Dia do músico. Podia até ser feriado santo dado o caráter de santo remédio atribuído à música.
O pianista geralmente é visto como um agraciado, um privilegiado que lê hieróglifos e fala pelos dedos. Ou como um chato que martela o piano e o ouvido alheio, que é obrigado ao exercício de escalas musicais enquanto os outros são obrigados ao exercício da tolerância. Aos 13 anos, eu mesmo torturava as ajudantes domésticas tascando-lhes na escuta as escalas de Hanon às duas da tarde. Quando o almoço não tinha sobremesa, aí o castigo infligido era meia hora do terrível "Microkosmos" do Bartók.
À noite, após o jantar e a sagrada reunião familiar, meu pai me pedia: "Filhão, toque aquela música". Era a deixa para eu dedilhar o Pour Elise de Beethoven. Quando recebíamos visitas ilustres, pelo menos ilustres para os meus pais, eu ouvia o indefectível pedido: "Toque aquela música!".
Mas um dia minha ridícula rebeldia pré-adolescente viria à tona. Visitantes na sala, satisfeitos, inclusive com sobremesa, agora era a hora do Beethoven Apaixonado começar a tocar.
Mas que nada. Saí, exibido, dedilhando outra música, acho que era alguma intitulada Gallop du Diable. A música exigia muita técnica, velocidade e força, ou seja, eu parecia um mozartinho embevecido. Após o finale, olhei pra trás esperando aplausos mas só ouvi alguns muxoxos tipo "bom, hein?", "ah, legal". Aí meu pai não resiste e sussurra:"Não, filhão! Toque aquela!". Ok, ao vencedor, Pour Elise. Agora com palmas e mais palmas.
Um músico de personalidade intrigante está no filme O Pianista (2002), de Roman Polanski. O pianista Szpilmann, interpretado por Adrian Brody, é o retrato de um homem que só ressalta sua humanidade através da sua arte, da sua música.
Szpilmann teme a guerra, é um filho teu que foge à luta. Ele é um artista que não entende porque os homens preferem atirar uns nos outros em vez de fruir um pouco de Chopin em paz. Chopin, o polonês delicado e irascível, mais amigo das artes que dos homens, cuja música é ponto central de um filme que parece falar de guerra e intolerância, quando na verdade fala de atitudes humanas diante da tragédia.

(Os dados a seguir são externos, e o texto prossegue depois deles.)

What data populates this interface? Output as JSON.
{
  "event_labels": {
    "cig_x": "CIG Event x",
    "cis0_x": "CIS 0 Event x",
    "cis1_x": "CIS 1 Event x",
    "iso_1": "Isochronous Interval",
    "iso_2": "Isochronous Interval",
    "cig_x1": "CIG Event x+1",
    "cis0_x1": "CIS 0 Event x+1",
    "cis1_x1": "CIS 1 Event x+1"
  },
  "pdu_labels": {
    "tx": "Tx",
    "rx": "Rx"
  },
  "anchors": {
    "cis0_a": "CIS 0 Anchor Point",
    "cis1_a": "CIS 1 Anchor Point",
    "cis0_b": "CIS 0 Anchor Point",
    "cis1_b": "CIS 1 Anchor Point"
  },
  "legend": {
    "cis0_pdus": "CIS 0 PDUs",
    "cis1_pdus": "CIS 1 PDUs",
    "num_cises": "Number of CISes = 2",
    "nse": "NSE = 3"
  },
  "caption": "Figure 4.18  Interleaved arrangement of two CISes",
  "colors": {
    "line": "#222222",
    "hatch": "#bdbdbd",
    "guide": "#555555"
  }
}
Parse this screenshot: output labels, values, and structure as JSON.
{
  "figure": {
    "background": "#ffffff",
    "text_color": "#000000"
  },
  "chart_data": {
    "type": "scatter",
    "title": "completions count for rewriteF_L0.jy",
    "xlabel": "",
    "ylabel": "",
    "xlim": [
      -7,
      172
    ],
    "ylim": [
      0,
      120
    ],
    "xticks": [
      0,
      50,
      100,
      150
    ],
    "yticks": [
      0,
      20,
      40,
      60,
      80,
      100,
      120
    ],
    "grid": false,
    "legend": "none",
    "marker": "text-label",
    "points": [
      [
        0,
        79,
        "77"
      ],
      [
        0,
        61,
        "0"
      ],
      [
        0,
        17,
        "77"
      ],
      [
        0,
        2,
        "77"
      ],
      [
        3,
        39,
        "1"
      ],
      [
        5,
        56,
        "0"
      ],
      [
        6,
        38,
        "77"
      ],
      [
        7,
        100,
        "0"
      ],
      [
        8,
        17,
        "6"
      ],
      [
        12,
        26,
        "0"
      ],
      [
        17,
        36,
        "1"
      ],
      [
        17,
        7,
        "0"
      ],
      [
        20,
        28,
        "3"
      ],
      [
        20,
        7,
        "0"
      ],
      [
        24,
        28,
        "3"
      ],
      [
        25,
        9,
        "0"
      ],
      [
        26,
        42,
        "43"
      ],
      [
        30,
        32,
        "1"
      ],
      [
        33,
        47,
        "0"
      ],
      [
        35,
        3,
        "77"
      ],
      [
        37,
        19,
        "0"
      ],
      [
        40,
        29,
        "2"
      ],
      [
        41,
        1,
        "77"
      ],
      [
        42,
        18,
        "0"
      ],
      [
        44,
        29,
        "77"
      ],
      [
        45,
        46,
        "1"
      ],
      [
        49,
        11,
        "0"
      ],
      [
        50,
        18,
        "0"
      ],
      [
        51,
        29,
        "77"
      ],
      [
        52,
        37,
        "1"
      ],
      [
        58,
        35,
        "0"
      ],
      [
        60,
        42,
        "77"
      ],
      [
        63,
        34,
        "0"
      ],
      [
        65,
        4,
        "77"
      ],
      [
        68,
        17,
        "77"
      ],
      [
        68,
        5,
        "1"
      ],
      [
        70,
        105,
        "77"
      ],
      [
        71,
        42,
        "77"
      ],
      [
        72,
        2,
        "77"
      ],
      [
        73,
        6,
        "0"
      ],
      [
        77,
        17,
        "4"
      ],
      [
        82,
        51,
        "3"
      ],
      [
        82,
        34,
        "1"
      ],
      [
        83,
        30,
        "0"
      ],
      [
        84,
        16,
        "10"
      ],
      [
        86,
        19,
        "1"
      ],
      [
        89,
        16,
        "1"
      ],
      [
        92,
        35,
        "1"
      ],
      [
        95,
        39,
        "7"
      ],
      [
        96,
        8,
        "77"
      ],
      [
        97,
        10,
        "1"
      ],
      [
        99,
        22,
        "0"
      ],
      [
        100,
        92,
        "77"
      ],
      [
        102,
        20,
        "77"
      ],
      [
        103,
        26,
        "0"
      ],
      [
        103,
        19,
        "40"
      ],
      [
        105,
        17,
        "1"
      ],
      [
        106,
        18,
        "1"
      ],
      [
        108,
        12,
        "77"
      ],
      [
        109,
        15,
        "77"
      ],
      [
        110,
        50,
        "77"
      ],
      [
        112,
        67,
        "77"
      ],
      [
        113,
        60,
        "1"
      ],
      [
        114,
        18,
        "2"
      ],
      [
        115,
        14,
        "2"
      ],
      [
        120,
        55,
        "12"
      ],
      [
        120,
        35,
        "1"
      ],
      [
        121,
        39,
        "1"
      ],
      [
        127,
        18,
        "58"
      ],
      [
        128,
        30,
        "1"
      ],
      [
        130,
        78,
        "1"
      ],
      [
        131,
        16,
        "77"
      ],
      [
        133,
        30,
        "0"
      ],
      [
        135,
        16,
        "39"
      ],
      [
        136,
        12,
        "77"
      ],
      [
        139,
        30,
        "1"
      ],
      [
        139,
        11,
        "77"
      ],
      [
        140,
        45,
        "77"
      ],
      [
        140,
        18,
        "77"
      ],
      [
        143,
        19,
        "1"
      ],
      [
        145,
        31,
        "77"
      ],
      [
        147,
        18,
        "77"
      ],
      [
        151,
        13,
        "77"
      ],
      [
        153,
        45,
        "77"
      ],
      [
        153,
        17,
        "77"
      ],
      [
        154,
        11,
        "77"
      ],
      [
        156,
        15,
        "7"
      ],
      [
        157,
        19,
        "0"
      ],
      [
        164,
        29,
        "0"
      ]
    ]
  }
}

Comova-me ou devoro-te! A cena do pianista judeu-polonês, famélico, em farrapos, recebendo a Esfinge em forma de oficial nazista em meio a ruínas é significativa. O alemão acabou de tocar o Beethoven da Sonata ao Luar e, ao descobrir a triste figura de Szpilmann, exige dele: se você é mesmo pianista, toque! O fugitivo poderia tocar a Apassionata ou até mesmo, de forma colaboracionista, tocar um arranjo para piano do 2º movimento do Quarteto op. 76, de Haydn, também conhecido como o hino nacional alemão.
Porém, Szpilman, que nunca foi nem delacionista nem revolucionário, que só quis agradar a arte, que mal amava a própria vida, a ponto de insistir em tocar piano enquanto o restaurante em que trabalha é bombardeado; esse mesmo Szpilmann dedilha o piano calorosamente, como se nunca tivesse passado pelas privações que vivia (ou exatamente porque passava por privações), e toca a Balada n. 1 em Sol menor, de Chopin, claro.
Nos recitais de alunos de piano, costumava-se brincar dizendo "Não atirem no pianista. Ele está fazendo o melhor que pode". O recital de Szpilmann só tem um espectador, que vai julgar se sua performance merece a vida ou a morte. Ele se salvará se for um bom pianista? Ele não viverá por ser um fugitivo do horror, mas por ser um sobrevivente da música? Os dois homens parecem unidos pela música. Então, o que a arte uniu, que não separe a guerra do homem.
O ser humano belicoso se repete nas guerras e não aprende com a arte. Mas, por cima das atrocidades das guerras atuais, está a música de Chopin. Um Prelúdio em meio aos escombros do Iraque, por favor!